Health and Safety Regulations For Kids

We’ve seen the stories on television and in the newspapers about children banned from playing conkers unless they wear goggles or flying paper aeroplanes because they’ve been deemed too dangerous by the people at the Health and Safety Executive (HSE). We’ve laughed at them, and consider it a nanny state run amok. But the fact is that the incidents have happened. We want to keep our children safe, but where do we find a balance?

The Excesses

Some of the tales might be urban myths, but there’s a lengthy catalogue of incidents where the HSE has been involved to stop things – everyday events that have gone on for generations – happening.

  • A tree swing that children had played on for many years was deemed too dangerous by officials.
  • Models from egg cartons, something long used by every child and once a staple of Blue Peter, were banned because of the risk of salmonella from the eggs that had been there.
  • Teachers were not allowed to apply sunscreen to pupils for fear they’d be accused of child abuse.
  • A lifeguard instructor and her husband were prevented from taking their three children into a swimming pool for toddlers because the healthy and safety rules ordained that there must be one adult for every child.

They seem excessive, and they are. Many people, even senior executives, believe that Health and Safety rules have become overly bureaucratic. To most people, that’s not criticism enough. Many think it’s simply bureaucratic madness.

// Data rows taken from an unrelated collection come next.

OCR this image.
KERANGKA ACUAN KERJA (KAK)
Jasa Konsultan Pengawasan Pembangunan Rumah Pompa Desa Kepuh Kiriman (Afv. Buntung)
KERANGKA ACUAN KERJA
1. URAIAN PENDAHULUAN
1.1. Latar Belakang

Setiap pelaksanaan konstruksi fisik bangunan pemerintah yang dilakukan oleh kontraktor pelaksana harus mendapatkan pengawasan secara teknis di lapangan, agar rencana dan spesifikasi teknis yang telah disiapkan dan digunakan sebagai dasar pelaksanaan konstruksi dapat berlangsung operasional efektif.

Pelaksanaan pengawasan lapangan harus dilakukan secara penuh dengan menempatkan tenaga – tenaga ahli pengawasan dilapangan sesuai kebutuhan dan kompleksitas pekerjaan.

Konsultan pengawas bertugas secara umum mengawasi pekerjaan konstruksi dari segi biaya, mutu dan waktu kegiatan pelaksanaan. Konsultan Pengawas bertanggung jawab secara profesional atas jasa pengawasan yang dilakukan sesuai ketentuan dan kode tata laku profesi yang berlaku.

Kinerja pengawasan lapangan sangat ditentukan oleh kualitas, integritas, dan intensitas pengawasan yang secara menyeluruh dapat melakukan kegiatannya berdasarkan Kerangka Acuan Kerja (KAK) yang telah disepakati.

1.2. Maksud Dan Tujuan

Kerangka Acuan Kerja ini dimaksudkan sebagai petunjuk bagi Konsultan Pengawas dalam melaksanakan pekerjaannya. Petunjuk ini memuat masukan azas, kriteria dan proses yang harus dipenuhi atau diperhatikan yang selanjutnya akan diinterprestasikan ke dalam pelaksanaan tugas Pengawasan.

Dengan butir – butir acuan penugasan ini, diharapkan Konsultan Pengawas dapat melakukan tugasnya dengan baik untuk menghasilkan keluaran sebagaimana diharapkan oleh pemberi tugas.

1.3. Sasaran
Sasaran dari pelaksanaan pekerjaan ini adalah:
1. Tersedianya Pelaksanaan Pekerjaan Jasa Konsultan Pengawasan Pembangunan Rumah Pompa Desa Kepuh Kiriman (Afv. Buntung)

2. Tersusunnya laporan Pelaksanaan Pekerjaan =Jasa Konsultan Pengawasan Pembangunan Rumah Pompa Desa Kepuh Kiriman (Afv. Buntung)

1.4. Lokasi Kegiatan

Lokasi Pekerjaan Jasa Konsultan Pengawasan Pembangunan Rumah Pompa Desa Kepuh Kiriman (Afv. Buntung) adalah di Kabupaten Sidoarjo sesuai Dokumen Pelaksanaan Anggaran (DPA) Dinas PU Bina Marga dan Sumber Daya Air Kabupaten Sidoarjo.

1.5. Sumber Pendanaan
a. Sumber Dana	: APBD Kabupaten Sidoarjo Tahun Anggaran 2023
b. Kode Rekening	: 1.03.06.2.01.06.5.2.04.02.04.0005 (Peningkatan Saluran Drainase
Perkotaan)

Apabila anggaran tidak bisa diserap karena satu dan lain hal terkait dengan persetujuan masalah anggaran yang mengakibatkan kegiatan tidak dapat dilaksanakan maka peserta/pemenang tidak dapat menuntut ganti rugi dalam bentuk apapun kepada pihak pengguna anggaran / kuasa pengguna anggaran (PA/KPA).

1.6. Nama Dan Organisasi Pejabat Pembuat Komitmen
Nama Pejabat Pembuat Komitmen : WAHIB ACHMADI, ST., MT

What’s to be Done About it

Children have played tag and climbed trees since time immemorial. It’s part of the ritual of childhood, growing up, playing and trying new things, and test boundaries. Part of being a kid is acquiring Scrapes, Cuts and bruises. At the time they can seem like badges of honour.

Schools have to abide by what the health and safety inspectors dictate. That decision is out of their hands. But even the head of the HSE has come out and said that at times his people have made stupid decisions.

You can protest decisions at schools and swimming pools, but don’t do it individually. Use an association, gather names for a petition if you feel the rules are restrictive or excessive. In view of comments by the head of HSE, you might be able to affect the outcome this way.

On a personal level, the best rule is to use common sense. Remember, too, that just because things have been a certain way for a long time doesn’t mean they’re the best way. For generations kids didn’t wear bike helmets, but there’s general agreement that they’ve saved many injuries and lives since their introduction. At the same time, you teach your kids the Importance Of Cycle Safety, and wouldn’t let them on the main roads until they were old enough to have acquired good road sense.

You know your kids better than anyone, and you can judge what’s safe and wise, and what limits to place on them. Children grow in part by pushing boundaries and asserting some independence. Coddling them too much simply isn’t good for their development. They need to run and play, to climb trees, fly paper planes and kites, ride their bikes or scooters and play conkers. If the regulations won’t let them do those things at school or in organised groups, make sure they have the freedom to do it at home.